Personally, I found the exchange very petty considering it was something that could have been sorted out by the two gentlemen without washing their dirty linen in public. Farah in the end placed fifth in 2:05:39. Congratulations Kipchoge!
While Kipchoge was favourite to win, Brigid Kosgei shocked us all by becoming the youngest runner at the age of 25 to win the women’s race. The focus had been on defending London Marathon champion Vivian Cheruiyot and three-time winner Mary Keitany.
There was little mention of Kosgei despite her having won the Chicago Marathon last year. This was Brigid’s biggest win of her career thus far, crossing the finish line in a personal best of 2:18.20 ahead of Vivian Cheruiyot (2:20:14) and 21-year-old Ethiopian Roza Dereje, who finished third in 2:20:51.
Kosgei’s star has been rising and who knows where her next stop will be.
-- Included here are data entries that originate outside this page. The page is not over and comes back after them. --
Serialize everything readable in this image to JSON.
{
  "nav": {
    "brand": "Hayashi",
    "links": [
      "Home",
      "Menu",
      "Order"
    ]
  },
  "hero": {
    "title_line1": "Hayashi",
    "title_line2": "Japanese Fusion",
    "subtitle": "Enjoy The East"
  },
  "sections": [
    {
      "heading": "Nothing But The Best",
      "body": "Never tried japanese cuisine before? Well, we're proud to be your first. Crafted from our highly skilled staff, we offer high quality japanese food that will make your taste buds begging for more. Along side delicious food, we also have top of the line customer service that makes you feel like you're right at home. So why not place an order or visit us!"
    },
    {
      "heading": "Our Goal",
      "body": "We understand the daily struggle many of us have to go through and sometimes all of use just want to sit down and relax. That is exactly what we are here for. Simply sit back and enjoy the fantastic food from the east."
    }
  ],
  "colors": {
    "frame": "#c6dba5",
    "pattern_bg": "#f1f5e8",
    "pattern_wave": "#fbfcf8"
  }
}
She finished second in Chicago in 2017 in 2:20:22 and a year later, won the same marathon in 2:18:35. She also won the Honolulu Marathon in 2017. With London behind us, my worry is the World Championships in Doha and I am wondering just how many of those who took part in London will be willing to run at the global showpiece?
It actually doesn’t matter what position one finished but I would like to see some of the big names parade in Doha for the big show. I know the weather will be tricky but the organisers have put in place mechanisms that will ensure all are comfortable.
Some of our big runners have competed in Dubai and it is not very different. The only thing we need to do is to start preparations right now because the Doha event is only four months away and very close to September’s Berlin Marathon.
This means those who will run in Berlin will definitely not compete in Doha. Whatever happens, I would like to see Kenyan flag flying high beyond the Big Five Marathons. We have done it before at the World Championships and I would like to see it happen again.
Kosgei would especially boost her profile by competing at the World Championships.